I sit at the kitchen table after the mothers day lunch clutter has been cleared, mum is as per usual busying herself in the kitchen, Dad is also comfortable in his particular role of being sprawled out on the couch in some state of sleep. Mum produces a platter, a large cake considering there are only four of us and several small meringues.

“What did you get your mother for mothers day?” My father asks,
“Chocolates..” i reply after a slightly too long pause.
“Chocolates..” he says with a well prepared tone of disappointment “chocolates, she gave birth to you, grew you into a man and you get her chocolates? you should be ashamed of yourself”.

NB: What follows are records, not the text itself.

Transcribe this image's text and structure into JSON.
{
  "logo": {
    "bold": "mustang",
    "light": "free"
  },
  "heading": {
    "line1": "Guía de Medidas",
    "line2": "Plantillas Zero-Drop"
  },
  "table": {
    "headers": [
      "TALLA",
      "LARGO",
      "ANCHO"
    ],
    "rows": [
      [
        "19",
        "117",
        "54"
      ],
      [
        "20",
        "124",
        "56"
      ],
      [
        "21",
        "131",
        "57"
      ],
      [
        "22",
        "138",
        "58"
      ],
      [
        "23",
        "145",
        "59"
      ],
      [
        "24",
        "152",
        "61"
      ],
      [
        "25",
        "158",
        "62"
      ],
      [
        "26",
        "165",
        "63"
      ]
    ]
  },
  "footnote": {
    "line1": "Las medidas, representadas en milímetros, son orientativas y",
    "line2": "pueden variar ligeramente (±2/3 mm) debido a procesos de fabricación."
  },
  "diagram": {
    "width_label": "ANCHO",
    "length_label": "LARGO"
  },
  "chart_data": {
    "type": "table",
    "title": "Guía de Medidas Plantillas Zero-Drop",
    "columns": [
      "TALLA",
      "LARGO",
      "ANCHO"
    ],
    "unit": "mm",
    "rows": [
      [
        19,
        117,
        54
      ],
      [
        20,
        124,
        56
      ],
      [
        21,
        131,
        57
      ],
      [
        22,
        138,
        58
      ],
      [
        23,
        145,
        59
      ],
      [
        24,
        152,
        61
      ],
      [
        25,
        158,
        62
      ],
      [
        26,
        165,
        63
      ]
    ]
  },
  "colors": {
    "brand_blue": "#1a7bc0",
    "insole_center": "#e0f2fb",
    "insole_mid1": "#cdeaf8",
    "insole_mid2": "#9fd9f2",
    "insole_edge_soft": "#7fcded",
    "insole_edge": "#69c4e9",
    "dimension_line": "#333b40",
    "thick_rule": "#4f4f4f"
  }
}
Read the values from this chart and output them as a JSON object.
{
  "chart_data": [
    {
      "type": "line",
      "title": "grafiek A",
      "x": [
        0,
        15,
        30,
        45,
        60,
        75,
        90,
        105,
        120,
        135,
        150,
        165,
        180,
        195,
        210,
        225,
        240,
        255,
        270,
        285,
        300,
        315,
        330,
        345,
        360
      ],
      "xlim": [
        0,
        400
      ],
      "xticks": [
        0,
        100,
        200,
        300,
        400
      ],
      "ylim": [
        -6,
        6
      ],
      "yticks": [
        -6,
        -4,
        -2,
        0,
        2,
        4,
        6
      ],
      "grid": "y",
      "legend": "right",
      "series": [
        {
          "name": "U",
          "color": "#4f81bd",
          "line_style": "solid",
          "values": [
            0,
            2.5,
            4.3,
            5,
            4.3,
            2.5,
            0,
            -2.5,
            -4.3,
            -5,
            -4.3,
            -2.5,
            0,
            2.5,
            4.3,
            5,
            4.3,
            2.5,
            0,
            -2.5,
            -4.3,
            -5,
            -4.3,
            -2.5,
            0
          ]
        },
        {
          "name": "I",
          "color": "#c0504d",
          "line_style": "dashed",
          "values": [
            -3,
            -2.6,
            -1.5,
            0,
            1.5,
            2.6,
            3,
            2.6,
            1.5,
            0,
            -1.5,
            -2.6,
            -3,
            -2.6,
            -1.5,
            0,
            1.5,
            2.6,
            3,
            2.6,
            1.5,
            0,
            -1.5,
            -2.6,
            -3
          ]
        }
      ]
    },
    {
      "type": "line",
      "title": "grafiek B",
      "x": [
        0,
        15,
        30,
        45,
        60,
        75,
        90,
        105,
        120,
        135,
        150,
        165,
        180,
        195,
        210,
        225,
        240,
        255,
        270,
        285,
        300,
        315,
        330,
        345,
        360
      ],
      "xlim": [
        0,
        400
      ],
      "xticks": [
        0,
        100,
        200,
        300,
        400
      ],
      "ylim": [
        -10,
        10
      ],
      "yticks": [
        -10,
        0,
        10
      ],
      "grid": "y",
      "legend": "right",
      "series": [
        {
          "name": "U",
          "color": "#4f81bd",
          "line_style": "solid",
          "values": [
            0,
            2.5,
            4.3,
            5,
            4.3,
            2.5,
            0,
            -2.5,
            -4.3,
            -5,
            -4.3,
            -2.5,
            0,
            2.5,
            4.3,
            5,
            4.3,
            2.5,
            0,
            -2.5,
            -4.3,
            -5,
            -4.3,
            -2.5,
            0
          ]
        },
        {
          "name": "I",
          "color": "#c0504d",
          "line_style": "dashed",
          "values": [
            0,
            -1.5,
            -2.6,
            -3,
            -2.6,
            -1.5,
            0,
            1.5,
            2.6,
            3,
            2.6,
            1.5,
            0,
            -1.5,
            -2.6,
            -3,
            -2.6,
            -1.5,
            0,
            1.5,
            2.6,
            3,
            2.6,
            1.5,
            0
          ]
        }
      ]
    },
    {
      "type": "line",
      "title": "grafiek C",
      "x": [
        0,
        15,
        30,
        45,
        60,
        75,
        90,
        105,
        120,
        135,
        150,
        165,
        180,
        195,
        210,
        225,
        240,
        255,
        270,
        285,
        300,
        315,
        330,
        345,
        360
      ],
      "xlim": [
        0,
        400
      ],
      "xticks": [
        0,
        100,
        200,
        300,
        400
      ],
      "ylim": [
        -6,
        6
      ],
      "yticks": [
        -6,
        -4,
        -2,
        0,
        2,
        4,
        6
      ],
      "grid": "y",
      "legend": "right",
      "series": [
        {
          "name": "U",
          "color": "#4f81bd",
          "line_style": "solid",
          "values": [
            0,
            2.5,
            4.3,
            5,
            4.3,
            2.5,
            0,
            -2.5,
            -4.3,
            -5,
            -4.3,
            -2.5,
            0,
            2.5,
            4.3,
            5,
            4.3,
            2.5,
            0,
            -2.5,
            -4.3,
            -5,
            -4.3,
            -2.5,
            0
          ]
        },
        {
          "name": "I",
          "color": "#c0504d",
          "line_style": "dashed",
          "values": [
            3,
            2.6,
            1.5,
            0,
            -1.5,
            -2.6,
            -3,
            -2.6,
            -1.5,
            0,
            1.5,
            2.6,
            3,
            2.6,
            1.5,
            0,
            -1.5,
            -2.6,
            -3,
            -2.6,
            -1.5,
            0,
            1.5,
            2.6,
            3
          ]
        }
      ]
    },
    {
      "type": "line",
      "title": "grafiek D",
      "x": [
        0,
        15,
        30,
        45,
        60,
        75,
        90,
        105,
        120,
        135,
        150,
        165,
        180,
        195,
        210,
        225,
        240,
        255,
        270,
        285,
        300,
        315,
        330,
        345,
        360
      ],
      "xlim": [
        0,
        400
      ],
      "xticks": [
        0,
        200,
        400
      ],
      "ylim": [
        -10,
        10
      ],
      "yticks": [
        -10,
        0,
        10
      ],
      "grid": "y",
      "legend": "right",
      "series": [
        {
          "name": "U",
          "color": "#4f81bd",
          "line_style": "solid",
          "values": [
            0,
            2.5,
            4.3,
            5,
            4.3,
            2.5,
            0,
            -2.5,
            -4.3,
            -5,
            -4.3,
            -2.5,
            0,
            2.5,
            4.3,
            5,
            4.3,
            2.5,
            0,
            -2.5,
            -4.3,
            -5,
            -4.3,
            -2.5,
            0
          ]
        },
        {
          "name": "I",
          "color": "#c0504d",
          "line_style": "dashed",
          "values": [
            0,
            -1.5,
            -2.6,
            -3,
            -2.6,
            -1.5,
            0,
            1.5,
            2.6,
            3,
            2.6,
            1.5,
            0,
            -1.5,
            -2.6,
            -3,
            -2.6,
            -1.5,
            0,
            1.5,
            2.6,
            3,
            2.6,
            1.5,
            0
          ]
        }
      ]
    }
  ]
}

My dad is right I should be, but not because of the mothers day gift, more likely due to the fact that I spent as much on a bag of chocolate coated raspberries to eat on the tram ride over to mum’s as i did on the gift i gave her. And please dont think i was buying provisions for a long train ride, i caught the tram from camberwell junction to warrigal road… it’s about 12 stops. I thought it best to conceal my shame by making something up.

“I baked her this cake” I added winking across the table at my mother, who had probably sensed that this conversation although pleasant at the moment could turn into a slug fest of worthiness as it has so many times before.

“what.. the cake i baked this morning?” my sister adds from the next room. I smile to myself, trapped at every turn. “Well i was going to take her photo!”, carrying around a camera everywhere all of a sudden becomes a real positive. A smile explodes across my mother’s face, “really? let me get changed” she dashes off and seconds later i hear the creak of her hand me down wardrobe door, one of the sounds i used to hear when my parents were trying not to wake me during those early morning starts.

“a photograph, wow” dad tosses at me, “careful you dont spend any money or anything” and as predicted i reply with “wel i’ve been trained well”. Normally this would launch us into a dont talk to me about values contest, but we let it slide,.. happy mothers day.

Mum emerges having done herself up and stands somewhere where she believes is a good place for a photo, i wait at the kitchen table until she has sufficiently lost interest in her pose to come back and start doing normal stuff. She eventually complies, sits back down and looks at me in the “you aren’t really going to take my photo are you” kind of way.

I’m holding the camera in a way that people who know how to use cameras do when they are adjusted technical things like ap-er-ture and shu-tter speed, once i remove the lens cap my technical prowess tank is dry. Whilst this faux pro move is being performed, my mother actually starts to resemble herself, i lift the camera aim and shoot.

no, really, what did you get me

“what .. is that it?” she says, “here? .. like this?”
“why not”
“take a proper photo of your mum, with the flowers and things” dad suggests, firmly.
“so.. what did you really get me” mum asks
” 2 kilos of okra” I mutter, she replies in the traditional manner which has been used in response to this comment since i was first taught of its hilarity.